Today, biochemistry is considered as the study of life in its chemical processes; the study of both a life science and a chemical science. It investigates the chemistry of living organisms and the molecular basis for the alteration happening in the living cells. It uses the schemes of Chemistry, Physics, molecular biology and immunology to study the structure and behavior of the complex molecules found in biological material such as amino acids in a protein, a large organic compound. Along those lines, it also explores the ways these molecules interact to form cells, tissues, and whole organisms. The biochemist seeks to determine how specific molecules such as protein, nucleic acids , lipids, vitamins, and hormones function in such processes. Particular emphasis is placed on regulation of the chemical reactions in the living cells.

Biochemistry has become the foundation for understanding all biological processes. It has presented explanations for the sources of many diseases in humans, animals, and plants alike through laboratory techniques such as chromatography, and spectroscopy. It can frequently propose ways by which such diseases may be treated or cured. Because biochemistry community is interested in unraveling the complex chemical reactions that occur in a wide variety of life forms, it offers the basis for practical advances in medicine, veterinary medicine, agriculture, and biotechnology. It also includes such exciting new fields as molecular genetics and bioengineering. The knowledge and methods developed by biochemists are applied to in all fields of medicine, for example, in agriculture and in many chemical and health related industries. The structural biochemistry helped to fight the AIDS epidemic because the structure of HIV protease, which should be blocked in order to prevent virus spreading, could be used as a reference to determine the types of molecules that might block the enzyme. Also, it helped patients with arthritis through the study of painkillers such as ibuprofen at the molecular level and by creating a new painkiller to shut down COX-2 so that ulcers would not form, and therefore prevent the side effects.

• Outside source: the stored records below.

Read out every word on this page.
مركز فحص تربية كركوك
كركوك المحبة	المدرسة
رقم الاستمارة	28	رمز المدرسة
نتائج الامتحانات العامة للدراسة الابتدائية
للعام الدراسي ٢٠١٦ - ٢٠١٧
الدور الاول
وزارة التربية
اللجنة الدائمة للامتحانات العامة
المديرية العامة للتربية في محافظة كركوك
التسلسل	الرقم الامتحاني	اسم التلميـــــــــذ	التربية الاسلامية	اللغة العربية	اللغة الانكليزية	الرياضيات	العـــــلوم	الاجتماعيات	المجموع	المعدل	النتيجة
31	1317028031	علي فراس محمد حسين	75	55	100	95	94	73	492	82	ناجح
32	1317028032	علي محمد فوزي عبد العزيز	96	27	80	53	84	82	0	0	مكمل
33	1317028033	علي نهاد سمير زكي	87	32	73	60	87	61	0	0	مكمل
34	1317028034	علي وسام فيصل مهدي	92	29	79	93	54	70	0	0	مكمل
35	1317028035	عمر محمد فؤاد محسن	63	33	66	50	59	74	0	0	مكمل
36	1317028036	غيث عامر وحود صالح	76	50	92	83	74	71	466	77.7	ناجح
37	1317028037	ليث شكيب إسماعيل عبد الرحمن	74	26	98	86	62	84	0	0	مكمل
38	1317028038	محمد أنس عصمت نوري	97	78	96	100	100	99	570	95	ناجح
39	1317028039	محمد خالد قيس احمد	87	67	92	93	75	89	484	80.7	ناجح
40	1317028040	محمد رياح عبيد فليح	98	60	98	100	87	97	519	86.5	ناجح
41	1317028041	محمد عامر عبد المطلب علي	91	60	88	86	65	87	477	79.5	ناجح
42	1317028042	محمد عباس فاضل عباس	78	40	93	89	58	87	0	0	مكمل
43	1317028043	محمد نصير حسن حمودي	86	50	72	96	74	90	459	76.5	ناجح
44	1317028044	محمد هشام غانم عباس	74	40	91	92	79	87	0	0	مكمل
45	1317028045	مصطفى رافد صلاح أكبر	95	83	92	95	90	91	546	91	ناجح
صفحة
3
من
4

Biochemistry is also unique in providing education and research in protein structure or function and genetic engineering, the two basic components of the rapidly expanding field of biotechnology. As the broadest of the basic sciences, biochemistry includes many subspecialties such as neurochemistry, bioorganic chemistry, clinical biochemistry, physical biochemistry, molecular genetics, biochemical pharmacology, and immunochemistry.

Distinguishing Features of Living Organisms[edit | edit source]

    • Complex Internal Structures, there is a high degree of chemical complexity and microscopic organization. Thousands of molecules allow cells to maintain a very intricate internal structure, which include long polymers, each with characteristic sequences of subunits, its unique 3D structure and specific selection of binding sites.
    • Systems are able to maintain equilibrium by extracting, transforming and using energy from the environment. This enables organisms to do mechanical, chemical and osmotic work.
    • Reproduction, with defined function of organism's components, organisms are interacting with one another The interplay between organism have allowed changed in components that cause coordination and compensation to necessary adaptation to environment.
    • Mechanisms for sensing and responding to alterations in organism environments A constant adjusting of internal chemistry in order to adapt to change in their local environment for better survival.
    • Ability for precise self-replication and self-assemblyConstruction of entirely complete genetic material in each and every individual cell unique to the organism.
    • A capability to evolve over time This fundamental unity of the living organism is reflected at the molecular level in similarities of gene sequences and protein structures.